On the last day of the season, Leicester just avoided the drop to the Third Division by defeating Oxford United 1-0, with Tony James scoring the vital goal. Notts County were promoted to the top flight by defeating Brighton and Hove Albion in the play-off final at Wembley.
“It was a fantastic day at Wembley,” he recalled. “The next season I played in all the games (27) in the top flight until I ruptured my patellar tendon. It was a bad injury. I’d had tendonitis earlier in the season, but I’d wanted to keep on playing against the likes of Manchester United, Tottenham, Chelsea and Liverpool so I had injections before Christmas to keep me going to the end of the season.
“You’re not really supposed to do that and the tendon snapped in February. It took me a whole year to get over the injury and then it snapped again. I was out for another whole year, so that was it. I couldn’t run and my contract had ended.
“I was 27. In those days we weren’t all insured like they are now. Notts County only gave me 5 per cent of the insurance money they had on me. I moved back to Slough. I went to Brunel University and did a Sports Science degree. I still couldn’t run so I coached the youth team at Slough Town.

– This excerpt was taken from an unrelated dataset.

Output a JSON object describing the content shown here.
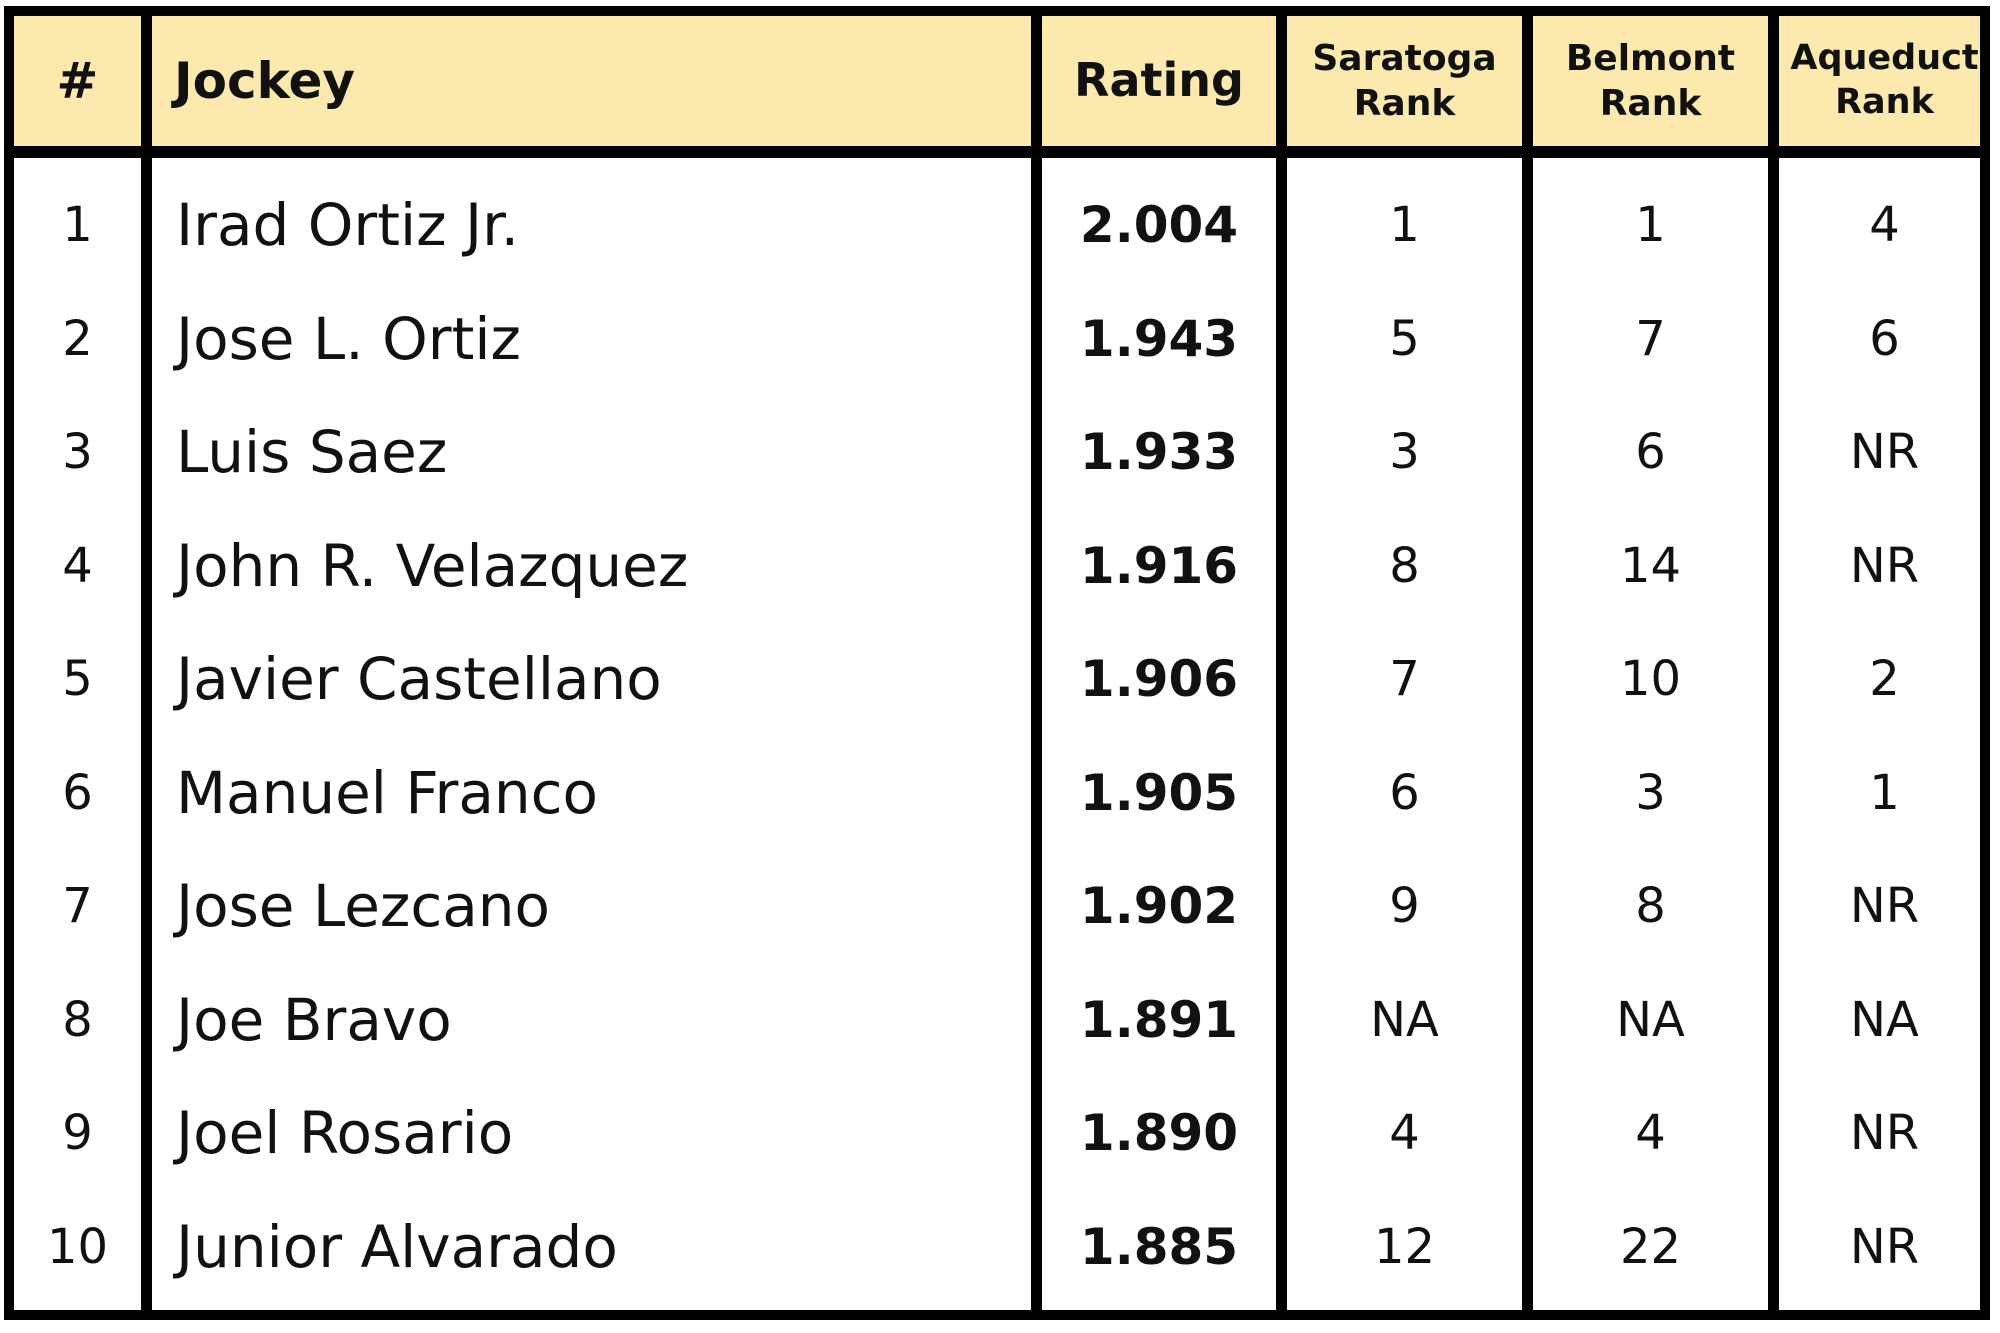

I wasn’t earning as a student but got some money for playing which I couldn’t turn down.Alan Paris
“We won nearly everything. Six of the youth team then played for the reserves and I was asked to play for the reserves too. I hadn’t played for three years but I did and then I started playing for the first team. I wasn’t earning as a student but got some money for playing which I couldn’t turn down.”

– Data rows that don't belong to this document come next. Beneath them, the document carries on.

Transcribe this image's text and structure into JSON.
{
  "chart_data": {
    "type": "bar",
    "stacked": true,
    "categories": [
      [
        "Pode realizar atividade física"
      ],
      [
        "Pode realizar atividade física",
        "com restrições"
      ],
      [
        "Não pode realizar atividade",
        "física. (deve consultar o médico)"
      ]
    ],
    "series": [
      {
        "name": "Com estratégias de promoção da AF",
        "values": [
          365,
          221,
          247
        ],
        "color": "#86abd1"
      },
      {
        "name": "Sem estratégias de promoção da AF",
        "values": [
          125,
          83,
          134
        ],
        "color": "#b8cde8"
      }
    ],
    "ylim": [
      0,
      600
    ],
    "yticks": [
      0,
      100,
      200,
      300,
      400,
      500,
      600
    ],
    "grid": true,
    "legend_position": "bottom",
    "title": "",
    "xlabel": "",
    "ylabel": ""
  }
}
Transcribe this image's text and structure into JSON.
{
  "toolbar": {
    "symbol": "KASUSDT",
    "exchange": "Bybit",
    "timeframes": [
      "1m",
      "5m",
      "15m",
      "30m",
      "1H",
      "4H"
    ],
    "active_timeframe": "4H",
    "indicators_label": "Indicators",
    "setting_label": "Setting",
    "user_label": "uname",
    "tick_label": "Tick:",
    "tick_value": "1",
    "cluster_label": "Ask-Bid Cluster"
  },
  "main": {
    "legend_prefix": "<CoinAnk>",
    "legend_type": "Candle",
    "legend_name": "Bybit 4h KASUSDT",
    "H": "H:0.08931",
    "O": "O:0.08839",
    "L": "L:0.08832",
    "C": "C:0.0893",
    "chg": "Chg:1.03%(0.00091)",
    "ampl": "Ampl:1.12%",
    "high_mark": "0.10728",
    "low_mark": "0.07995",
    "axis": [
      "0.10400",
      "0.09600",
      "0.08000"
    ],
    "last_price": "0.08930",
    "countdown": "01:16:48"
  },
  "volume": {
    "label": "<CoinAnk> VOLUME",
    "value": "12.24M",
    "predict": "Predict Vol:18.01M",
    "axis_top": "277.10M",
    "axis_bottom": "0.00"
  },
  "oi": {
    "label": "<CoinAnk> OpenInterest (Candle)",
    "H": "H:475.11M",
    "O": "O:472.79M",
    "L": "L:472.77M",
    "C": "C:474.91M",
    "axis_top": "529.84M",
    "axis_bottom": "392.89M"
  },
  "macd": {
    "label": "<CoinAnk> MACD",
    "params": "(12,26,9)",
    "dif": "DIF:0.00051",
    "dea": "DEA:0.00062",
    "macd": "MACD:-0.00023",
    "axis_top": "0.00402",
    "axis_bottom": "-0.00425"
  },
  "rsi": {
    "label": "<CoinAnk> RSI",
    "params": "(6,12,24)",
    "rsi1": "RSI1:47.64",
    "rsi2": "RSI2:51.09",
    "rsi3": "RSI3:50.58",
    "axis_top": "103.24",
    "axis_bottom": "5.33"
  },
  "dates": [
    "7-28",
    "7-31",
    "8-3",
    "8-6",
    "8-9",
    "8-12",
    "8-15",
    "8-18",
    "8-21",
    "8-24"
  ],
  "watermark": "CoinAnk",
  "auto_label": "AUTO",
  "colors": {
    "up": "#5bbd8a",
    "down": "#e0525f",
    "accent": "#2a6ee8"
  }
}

In 1996 Alan, who for the last 20 years has been teaching PE and now Maths in secondary schools, went to Stevenage Borough helping them win the Conference (now the National League) title, before becoming player-manager at Harrow Borough and then moving on to play and coach at other non-league clubs such as Boreham Wood, Flackwell Heath, St Neots Town and Peterborough Sports.
Alan also played for Leicester City’s Masters side in the televised series of the indoor six-a-side tournaments for veteran players. A keen cricketer, Alan also played for the Lords Taverners for a few seasons.
“We had some really good people there,” said Alan, “like Alastair Cook who played with us before he was in the England team. I was a medium fast bowler. We used to play cricket every summer when I was at Watford too. Graham Taylor loved his cricket.”